The Galway Mountain Rescue Team faces extinction as it is set to lose its vehicle base at UHG and the ending of the Government funding scheme to pay insurance costs.

The alarming news was conveyed to members of the GMRT recently and has led to calls from Galway politicians for funding and a new base for the organisation, including a new base to be located at Leisureland, Lough Rusheen Park, or the former Galway Airport.

The base at UHG has allowed the GMRT a parking facility for its vehicles and a location from which it can respond to Garda requests to assist people injured or lost on the county’s hills and mountains. The base is also used to store equipment and train its 34 volunteers who give of their services all-year-round, seven days a week.

However construction work is due to take place at the site of the base, meaning the facility will no longer be available and there is no alternative location at present.

“With no location to assemble and depart from, this degrades the potential of our emergency response,” said a spokesperson for the GMRT. “Simply put, a team base is needed.”

The cost of such a base is estimated to be €50,000. The GMRT is now calling on members, supporters, and the public to contact and lobby city and county councillors to pledge funding for the GMRT in the upcoming local authority budgets. To support its case the team cites the conclusion of a 2012 report on the GMRT by the umbrella body, Mountain Rescue Ireland:

“The lack of a base facility with sufficient space to store, inspect, dry and maintain rescue equipment and to properly house team vehicles is a serious impediment in providing a safe and efficient rescue service. A dedicated rescue base is a pressing requirement, which impacts across a range of sectors including giving necessary assistance to visitors in Connemara and the national park and supporting an adequate wilderness emergency response generally.”

Support for a new base has come from Reform Alliance senator Fidelma Healy-Eames, who is calling on the Minister for Transport Leo Vradkar to liaise with the Galway city and county councils, on this issue.

Sinn Féin’s Galway City West candidate Cathal Ó Conchúir is calling for “all political groups in Galway” to secure funding and basic infrastructure so the GMRT “may continue its Trojan work across the county”.

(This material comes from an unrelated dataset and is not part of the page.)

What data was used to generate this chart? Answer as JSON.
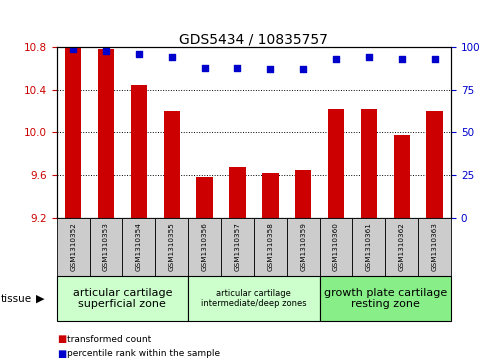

Mr Ó Conchúir is calling on the Galway City Council to look at providing facilities on a permanent basis at Leisureland or Lough Rusheen Park, alternatively at Galway Airport.

“It would be ideal if Galway Mountain Rescue could be housed on the western side of the city as most of the upland areas are on the western side of the county,” he said. “However an immediate solution would be to house GMRT at the former Galway Airport facility where there are plenty of empty buildings which might be used as a facility for Galway Mountain Rescue.”